Le premier problème est un dogmatisme ultralibéral proprement sidérant. La crise que nous traversons est pourtant la conséquence d’une déréglementation excessive, qui a permis aux institutions financières de prêter n’importe comment, puis de découper et revendre le risque en créant un système tellement opaque que le risque était à la fois nulle part et partout. Alors que les carences du marché ont été exposées de la manière la plus claire depuis près de 80 ans, la Commission Européenne se soucie encore de son bon fonctionnement. Cette intervention est d’autant plus incroyable qu’il est tout de même normal que l’Etat mette des conditions à l’injection d’argent dans les banques. Dans ce cas présent, on peut même soutenir que l’Etat n’a pas mis suffisamment de conditions, puisque la France n’est pas rentrée dans le capital des banques en question et demande seulement une augmentation des prêts.

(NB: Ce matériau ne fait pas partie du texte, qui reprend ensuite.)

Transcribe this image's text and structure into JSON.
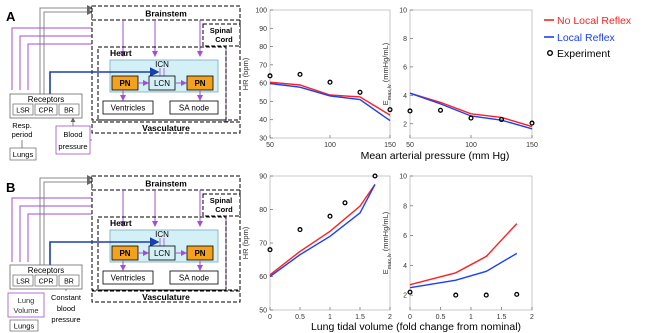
{
  "colors": {
    "no_local_reflex": "#ff2020",
    "local_reflex": "#1a3fff",
    "experiment": "#000000",
    "nerve": "#a04fd6",
    "heart_fill": "#d4f0f7",
    "neuron_fill": "#f59a1a",
    "pn_fill": "#f3a21d",
    "signal_blue": "#1a3fb0"
  },
  "panel_a": {
    "letter": "A",
    "diagram": {
      "brainstem": "Brainstem",
      "spinal": "Spinal",
      "cord": "Cord",
      "heart": "Heart",
      "icn": "ICN",
      "pn_left": "PN",
      "lcn": "LCN",
      "pn_right": "PN",
      "receptors": "Receptors",
      "lsr": "LSR",
      "cpr": "CPR",
      "br": "BR",
      "resp": "Resp.",
      "period": "period",
      "lungs": "Lungs",
      "blood": "Blood",
      "pressure": "pressure",
      "ventricles": "Ventricles",
      "sa_node": "SA node",
      "vasculature": "Vasculature"
    },
    "shared_xlabel": "Mean arterial pressure (mm Hg)"
  },
  "panel_b": {
    "letter": "B",
    "diagram": {
      "brainstem": "Brainstem",
      "spinal": "Spinal",
      "cord": "Cord",
      "heart": "Heart",
      "icn": "ICN",
      "pn_left": "PN",
      "lcn": "LCN",
      "pn_right": "PN",
      "receptors": "Receptors",
      "lsr": "LSR",
      "cpr": "CPR",
      "br": "BR",
      "lung": "Lung",
      "volume": "Volume",
      "lungs": "Lungs",
      "constant": "Constant",
      "blood": "blood",
      "pressure": "pressure",
      "ventricles": "Ventricles",
      "sa_node": "SA node",
      "vasculature": "Vasculature"
    },
    "shared_xlabel": "Lung tidal volume (fold change from nominal)"
  },
  "legend": {
    "items": [
      {
        "label": "No Local Reflex",
        "mark": "line",
        "color": "#ff2020"
      },
      {
        "label": "Local Reflex",
        "mark": "line",
        "color": "#1a3fff"
      },
      {
        "label": "Experiment",
        "mark": "circle",
        "color": "#000000"
      }
    ]
  },
  "chart_data": [
    {
      "id": "a-hr",
      "type": "line",
      "ylabel": "HR (bpm)",
      "xlim": [
        50,
        150
      ],
      "ylim": [
        30,
        100
      ],
      "xticks": [
        50,
        100,
        150
      ],
      "yticks": [
        30,
        40,
        50,
        60,
        70,
        80,
        90,
        100
      ],
      "series": [
        {
          "name": "No Local Reflex",
          "x": [
            50,
            75,
            100,
            125,
            150
          ],
          "y": [
            60.5,
            59,
            53.5,
            52.5,
            42.5
          ]
        },
        {
          "name": "Local Reflex",
          "x": [
            50,
            75,
            100,
            125,
            150
          ],
          "y": [
            59.8,
            57.8,
            53,
            51,
            39.5
          ]
        },
        {
          "name": "Experiment",
          "x": [
            50,
            75,
            100,
            125,
            150
          ],
          "y": [
            64,
            64.8,
            60.5,
            55,
            45.5
          ]
        }
      ]
    },
    {
      "id": "a-emax",
      "type": "line",
      "ylabel": "E",
      "ylabel_sub": "max,lv",
      "ylabel_unit": " (mmHg/mL)",
      "xlim": [
        50,
        150
      ],
      "ylim": [
        1,
        10
      ],
      "xticks": [
        50,
        100,
        150
      ],
      "yticks": [
        2,
        4,
        6,
        8,
        10
      ],
      "series": [
        {
          "name": "No Local Reflex",
          "x": [
            50,
            75,
            100,
            125,
            150
          ],
          "y": [
            4.15,
            3.5,
            2.7,
            2.45,
            1.8
          ]
        },
        {
          "name": "Local Reflex",
          "x": [
            50,
            75,
            100,
            125,
            150
          ],
          "y": [
            4.15,
            3.4,
            2.55,
            2.25,
            1.65
          ]
        },
        {
          "name": "Experiment",
          "x": [
            50,
            75,
            100,
            125,
            150
          ],
          "y": [
            2.9,
            2.95,
            2.4,
            2.3,
            2.05
          ]
        }
      ]
    },
    {
      "id": "b-hr",
      "type": "line",
      "ylabel": "HR (bpm)",
      "xlim": [
        0,
        2
      ],
      "ylim": [
        50,
        90
      ],
      "xticks": [
        0,
        0.5,
        1,
        1.5,
        2
      ],
      "yticks": [
        50,
        60,
        70,
        80,
        90
      ],
      "series": [
        {
          "name": "No Local Reflex",
          "x": [
            0,
            0.5,
            1,
            1.5,
            1.75
          ],
          "y": [
            60.5,
            67.5,
            73.5,
            81,
            87.5
          ]
        },
        {
          "name": "Local Reflex",
          "x": [
            0,
            0.5,
            1,
            1.5,
            1.75
          ],
          "y": [
            60,
            66.5,
            72,
            79,
            87.5
          ]
        },
        {
          "name": "Experiment",
          "x": [
            0,
            0.5,
            1,
            1.25,
            1.75
          ],
          "y": [
            68,
            74,
            78,
            82,
            90
          ]
        }
      ]
    },
    {
      "id": "b-emax",
      "type": "line",
      "ylabel": "E",
      "ylabel_sub": "max,lv",
      "ylabel_unit": " (mmHg/mL)",
      "xlim": [
        0,
        2
      ],
      "ylim": [
        1,
        10
      ],
      "xticks": [
        0,
        0.5,
        1,
        1.5,
        2
      ],
      "yticks": [
        2,
        4,
        6,
        8,
        10
      ],
      "series": [
        {
          "name": "No Local Reflex",
          "x": [
            0,
            0.75,
            1.25,
            1.75
          ],
          "y": [
            2.7,
            3.5,
            4.6,
            6.8
          ]
        },
        {
          "name": "Local Reflex",
          "x": [
            0,
            0.75,
            1.25,
            1.75
          ],
          "y": [
            2.5,
            3.0,
            3.6,
            4.8
          ]
        },
        {
          "name": "Experiment",
          "x": [
            0,
            0.75,
            1.25,
            1.75
          ],
          "y": [
            2.2,
            2.0,
            2.0,
            2.05
          ]
        }
      ]
    }
  ]
}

Outre un dogmatisme ultralibéral à l’opposé du pragmatisme anglo-saxon, le deuxième problème que pose cette intervention est un problème institutionnel. En effet, cette attaque contre le plan Français et les dépenses des gouvernements révèle toute l’ambiguïté d’une construction européenne complètement bancale. Pourquoi un fonctionnaire nommé par les chefs d’Etat pourrait critiquer leurs décisions ? Dans un monde normal, tout haut fonctionnaire est soumis à un droit de réserve sur la politique suivie par ceux qui l’ont nommé. En effet, si les gouvernements disposent de la légitimité du suffrage universel, José Manuel Barroso ne représente rien ni personne. Nous continuons à fonctionner dans un système hybride où la Commission Européenne persiste à se comporter comme un gouvernement fédéral, en assistant par exemple aux grandes réunions internationales alors qu’elle n’est pas une institution démocratique.

Cette intervention montre bien ce qu’il faut corriger au niveau européen. Comme dans une démocratie, il doit revenir aux hommes politiques et aux gouvernements européens d’assumer la responsabilité politique du pouvoir qui est partagé à l’échelle européenne, et pas des fonctionnaires. Il y a une véritable perversion de la démocratie de voir le pouvoir transféré à des institutions irresponsables comme la Commission Européenne ou la BCE. Qui plus est, c’est bien cette déconnection démocratique qui permet à ces administrations de prêcher un ultralibéralisme dogmatique, complètement déconnecté de la réalité, comme le montre bien Joseph Stiglitz avec le cas du FMI. Parce qu’ils sont coupés de la réalité démocratique, ces experts peuvent poursuivre un agenda idéologique fort, sans que les peuples européens puissent donner le moindre avis, dans un système qui oublie la démocratie.

Heureusement, nous pourrons nous exprimer en juin 2009 sur la direction de la construction européenne. Face aux listes UMP, PS et Modem dont les représentants ont voté tous les traités proposés depuis 20 ans, les Français pourront voter pour un projet européen alternatif, sur l’économie comme les institutions.